The compass of the voice and personality matched the hands. At 13 or 14 years old he’d greet me on family visits with a “Boiy Croist!” (his Worcestershire accent redolent of Ambridge) in mock horror at some offensive aspect of what I had believed to be a supremely stylish sartorial ensemble.
He and Irene had three sons. It was fair of him, I now realise, not to discriminate either in favour or against this little girl’s well-honed sense of dignity. Before I grew too tall, I was scooped up and held, squealing, upside down by the ankles in those enormous hands, like his reared-for-Christmas poultry – with my feathers well and truly ruffled. My name is Sue; How do you do, he bawled at me, excruciatingly, a hundred times over, when, just after my 8th birthday, Johnny Cash’s song “A Boy named Sue” rocketed up the singles charts, a gift to Uncle Trevor’s gentle campaign of torture. What doesn’t kill you makes you strong.
Despite my ordeals, our visits were hours of delight to me. Hours of dogs, and lambs, and my cousin Nigel’s pony. There was fruit picking in the orchard, walking the stock, and fishing expeditions (my father so chucklingly delighted on the single afternoon that my keep-net writhed with more weight of little Severn River gudgeon than my cousins’ did). And then there was the tucking in, a companionable eight of us round the kitchen table, swinging my legs happily on my chair, enjoying the feeling of belonging to the cohered group. Across the stiffly creased white linen tablecloth I observed the particular affection between my mother and her sister, and the quiet rivalry between the brothers-in-law.
A tender plant, grown under glass, needs “hardening off” gradually before it is planted out permanently into the uncertain climate outdoors. It was in this spirit that my parents later allowed me away from my protected home environment for more protracted visits to Cowhills Farm, the “tied” house on the large acreage that Uncle Trevor brilliantly managed for his employers. Now, intrigued and fascinated by farming to a greater extent than any of his sons seemed to be, I felt privileged to accompany him to market at Worcester, Ledbury or Gloucester, where he knew everyone and everyone knew him, a fine stockman also brimming with bonhomie. He seemed proud when my career aspirations began to coalesce into a strong desire to become an auctioneer myself.

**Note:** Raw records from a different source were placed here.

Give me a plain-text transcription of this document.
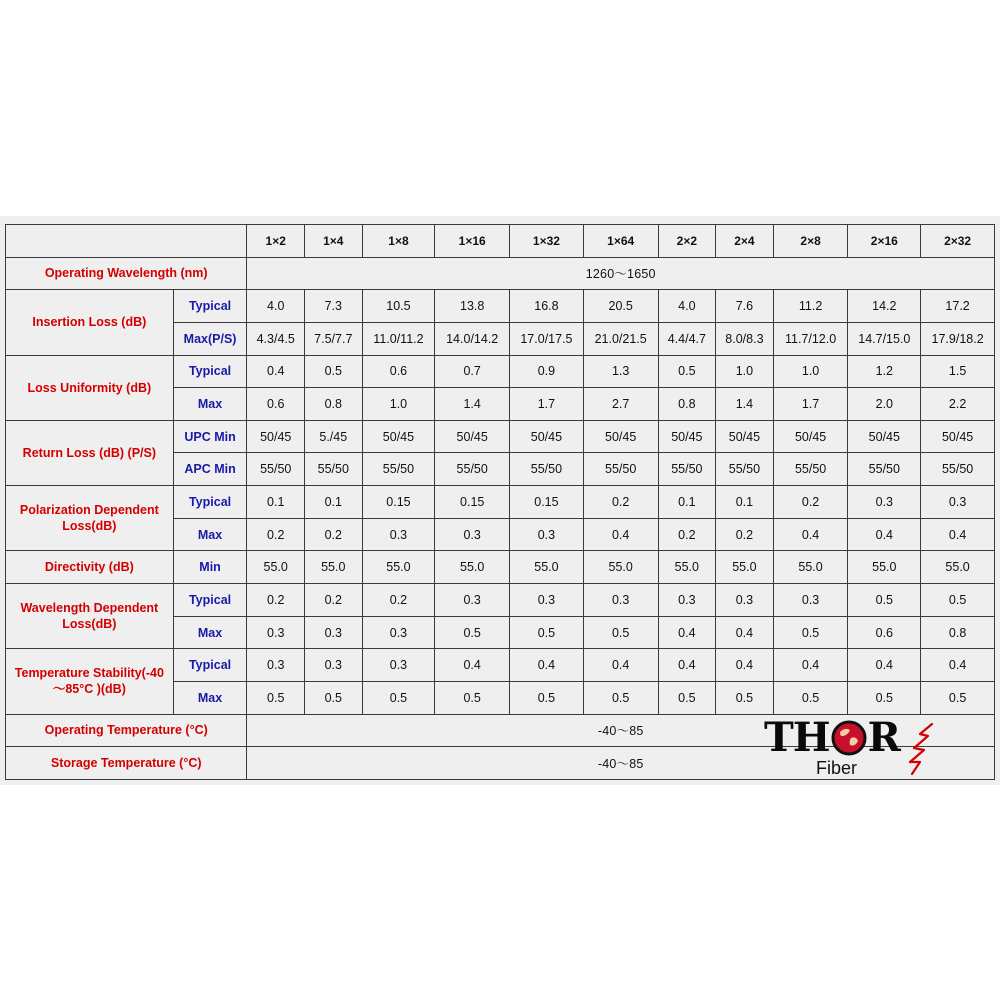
		1×2	1×4	1×8	1×16	1×32	1×64	2×2	2×4	2×8	2×16	2×32
Operating Wavelength (nm)		1260～1650										
Insertion Loss (dB)	Typical	4.0	7.3	10.5	13.8	16.8	20.5	4.0	7.6	11.2	14.2	17.2
	Max(P/S)	4.3/4.5	7.5/7.7	11.0/11.2	14.0/14.2	17.0/17.5	21.0/21.5	4.4/4.7	8.0/8.3	11.7/12.0	14.7/15.0	17.9/18.2
Loss Uniformity (dB)	Typical	0.4	0.5	0.6	0.7	0.9	1.3	0.5	1.0	1.0	1.2	1.5
	Max	0.6	0.8	1.0	1.4	1.7	2.7	0.8	1.4	1.7	2.0	2.2
Return Loss (dB) (P/S)	UPC Min	50/45	5./45	50/45	50/45	50/45	50/45	50/45	50/45	50/45	50/45	50/45
	APC Min	55/50	55/50	55/50	55/50	55/50	55/50	55/50	55/50	55/50	55/50	55/50
Polarization Dependent Loss(dB)	Typical	0.1	0.1	0.15	0.15	0.15	0.2	0.1	0.1	0.2	0.3	0.3
	Max	0.2	0.2	0.3	0.3	0.3	0.4	0.2	0.2	0.4	0.4	0.4
Directivity (dB)	Min	55.0	55.0	55.0	55.0	55.0	55.0	55.0	55.0	55.0	55.0	55.0
Wavelength Dependent Loss(dB)	Typical	0.2	0.2	0.2	0.3	0.3	0.3	0.3	0.3	0.3	0.5	0.5
	Max	0.3	0.3	0.3	0.5	0.5	0.5	0.4	0.4	0.5	0.6	0.8
Temperature Stability(-40～85°C )(dB)	Typical	0.3	0.3	0.3	0.4	0.4	0.4	0.4	0.4	0.4	0.4	0.4
	Max	0.5	0.5	0.5	0.5	0.5	0.5	0.5	0.5	0.5	0.5	0.5
Operating Temperature (°C)		-40～85										
Storage Temperature (°C)		-40～85										
TH R
Fiber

I also see my over made-up teenaged self lolling at that farmhouse kitchen table, near the warming Rayburn: sighing, pouting, and pondering about my future. Briskly and willingly, my aunt wielded her batterie de cuisine around the obstruction – including what was to be, 30 odd years later, my prized mixing bowl. The bowl in which Uncle Trevor’s childhood cakes had in their turn been mixed. Perhaps even those of his mother, Emily, in the forge at Powick.
No longer just an observer of the alchemy, a licker of the spoon, now I have to make my own cake.